Zwei Skandale sind genug

■ Hamburg will Beratungsbüro der Patienteninitiative schließen / Zwangsfusion mit Verbraucherzentrale gefordert / Grünschwarz ist dagegen Von Sannah Koch

„Im höchsten Maße unsensibel“ – diese Formulierung wählte CDU-Politiker Sieghard-Carsten Kampf. „Ignoranz der Macht“ nennt es der GAL-Politiker Peter Zamory. Und die Gründerin der Hamburger Patienteninitiative (PI), Kerstin Hagemann, mutmaßt: „Wir waren dem Senat wohl zu unbequem.“ Drei Schlußfolgerungen, die ihrer Logik nicht entbehren: Nach zwei großen Medizin-Skandalen will Hamburg sich der Beratungsstelle der Patienteninitiative entledigen.
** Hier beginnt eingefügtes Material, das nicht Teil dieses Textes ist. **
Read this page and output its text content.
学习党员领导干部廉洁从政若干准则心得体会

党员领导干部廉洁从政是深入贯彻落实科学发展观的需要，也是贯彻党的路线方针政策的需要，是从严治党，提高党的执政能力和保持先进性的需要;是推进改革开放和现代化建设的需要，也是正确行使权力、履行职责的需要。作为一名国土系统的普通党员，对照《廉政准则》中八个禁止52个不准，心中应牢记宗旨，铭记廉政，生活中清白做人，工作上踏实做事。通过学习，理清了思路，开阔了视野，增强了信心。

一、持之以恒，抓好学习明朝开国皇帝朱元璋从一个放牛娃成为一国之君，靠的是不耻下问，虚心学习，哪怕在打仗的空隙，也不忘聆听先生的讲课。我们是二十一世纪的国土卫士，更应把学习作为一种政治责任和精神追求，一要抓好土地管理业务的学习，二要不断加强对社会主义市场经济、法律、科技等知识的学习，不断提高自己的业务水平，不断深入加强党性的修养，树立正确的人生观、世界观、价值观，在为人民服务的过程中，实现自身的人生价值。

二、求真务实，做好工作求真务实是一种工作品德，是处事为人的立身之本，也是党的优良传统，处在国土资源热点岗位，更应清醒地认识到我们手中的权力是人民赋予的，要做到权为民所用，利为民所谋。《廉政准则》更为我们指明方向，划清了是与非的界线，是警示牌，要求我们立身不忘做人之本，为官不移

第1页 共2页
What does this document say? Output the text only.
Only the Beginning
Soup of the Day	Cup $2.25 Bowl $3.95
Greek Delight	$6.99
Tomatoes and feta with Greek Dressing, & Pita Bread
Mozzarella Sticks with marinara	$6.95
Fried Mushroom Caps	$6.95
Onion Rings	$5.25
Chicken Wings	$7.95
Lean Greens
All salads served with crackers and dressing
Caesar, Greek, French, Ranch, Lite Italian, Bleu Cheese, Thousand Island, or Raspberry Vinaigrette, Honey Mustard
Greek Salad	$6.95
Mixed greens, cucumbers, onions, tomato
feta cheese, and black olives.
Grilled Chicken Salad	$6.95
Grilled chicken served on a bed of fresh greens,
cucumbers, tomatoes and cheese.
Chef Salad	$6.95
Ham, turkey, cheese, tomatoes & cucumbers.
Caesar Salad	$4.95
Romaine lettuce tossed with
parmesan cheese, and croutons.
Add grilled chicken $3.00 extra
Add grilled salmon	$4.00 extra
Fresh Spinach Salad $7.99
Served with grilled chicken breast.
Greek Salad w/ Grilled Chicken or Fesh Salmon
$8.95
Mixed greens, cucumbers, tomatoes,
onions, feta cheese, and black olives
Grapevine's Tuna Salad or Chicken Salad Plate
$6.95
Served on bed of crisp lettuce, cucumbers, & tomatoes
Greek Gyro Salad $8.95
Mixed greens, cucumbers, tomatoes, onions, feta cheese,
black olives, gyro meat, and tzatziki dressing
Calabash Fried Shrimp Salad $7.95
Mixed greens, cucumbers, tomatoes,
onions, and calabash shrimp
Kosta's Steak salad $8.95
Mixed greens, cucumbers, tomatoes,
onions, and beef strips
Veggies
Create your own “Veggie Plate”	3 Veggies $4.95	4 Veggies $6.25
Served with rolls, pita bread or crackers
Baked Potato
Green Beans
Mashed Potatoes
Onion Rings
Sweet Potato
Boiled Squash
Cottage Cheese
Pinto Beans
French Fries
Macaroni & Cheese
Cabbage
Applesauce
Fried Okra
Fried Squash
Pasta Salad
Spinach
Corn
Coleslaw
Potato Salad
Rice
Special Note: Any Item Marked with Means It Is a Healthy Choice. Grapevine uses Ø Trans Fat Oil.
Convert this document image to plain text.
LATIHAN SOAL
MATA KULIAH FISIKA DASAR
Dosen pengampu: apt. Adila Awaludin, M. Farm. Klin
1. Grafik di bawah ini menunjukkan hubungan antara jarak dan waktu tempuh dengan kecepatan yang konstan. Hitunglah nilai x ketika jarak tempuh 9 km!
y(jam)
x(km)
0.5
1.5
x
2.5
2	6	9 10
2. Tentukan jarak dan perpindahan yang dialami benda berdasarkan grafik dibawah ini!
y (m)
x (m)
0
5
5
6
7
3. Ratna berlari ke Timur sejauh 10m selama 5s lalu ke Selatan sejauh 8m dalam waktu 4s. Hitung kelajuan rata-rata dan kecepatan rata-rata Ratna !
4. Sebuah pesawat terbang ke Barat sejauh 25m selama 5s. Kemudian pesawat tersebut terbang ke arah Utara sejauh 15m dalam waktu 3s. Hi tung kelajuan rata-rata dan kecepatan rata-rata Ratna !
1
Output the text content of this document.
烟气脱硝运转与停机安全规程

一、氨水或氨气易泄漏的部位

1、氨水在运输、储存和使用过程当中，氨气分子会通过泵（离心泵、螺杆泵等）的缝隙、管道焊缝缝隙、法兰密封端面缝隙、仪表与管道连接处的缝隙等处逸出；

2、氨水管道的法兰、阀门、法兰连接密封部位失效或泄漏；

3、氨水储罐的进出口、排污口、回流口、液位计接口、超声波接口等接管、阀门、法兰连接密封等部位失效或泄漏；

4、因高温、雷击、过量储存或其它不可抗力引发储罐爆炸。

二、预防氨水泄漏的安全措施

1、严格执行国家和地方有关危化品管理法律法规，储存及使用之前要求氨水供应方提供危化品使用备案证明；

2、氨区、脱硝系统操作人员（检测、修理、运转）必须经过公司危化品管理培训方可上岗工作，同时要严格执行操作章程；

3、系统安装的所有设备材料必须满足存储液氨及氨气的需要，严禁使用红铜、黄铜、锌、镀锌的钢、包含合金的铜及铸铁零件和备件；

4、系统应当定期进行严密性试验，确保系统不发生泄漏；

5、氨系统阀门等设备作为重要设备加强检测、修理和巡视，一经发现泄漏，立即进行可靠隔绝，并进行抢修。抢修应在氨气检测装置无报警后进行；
Die Initiative hatte sich vor zehn Jahren nach dem Arztskandal um den Cheforthopäden des AK Barmbek gegründet. Prof. Rupert Bernbeck hatte damals Hunderte zu Krüppeln operiert – doch erst, nachdem die PI monatelang keine Ruhe gab, reagierte die Stadt. Millionen Mark an Entschädigung wurden gezahlt, ein Parlamentarischer Untersuchungsausschuß empfahl einstimmig, in Hamburg eine unabhängige Patientenberatungsstelle zu fördern. Die PI bekam ein Büro, und damit es nicht zu unabhängig wurde, bekam auch die Verbraucherzentrale eine Patienten-Rechtsberatung.

Seit Monaten versucht die Gesundheitsbehörde nun, Patienteninitiative und Verbraucherzentrale zwangszuverheiraten. Hintergrund: Beiden Einrichtungen, bislang mit mageren 1,75 (PI) bzw. 3 Halbtagskräften ausgestattet, soll nun das Geld für eine Zwei-Drittel-Stelle (67.000 Mark) gestrichen werden. Dann, so der Senat, lohne aber die Fortführung zweier Büros nicht mehr: Die PI soll unter das Dach der VZ.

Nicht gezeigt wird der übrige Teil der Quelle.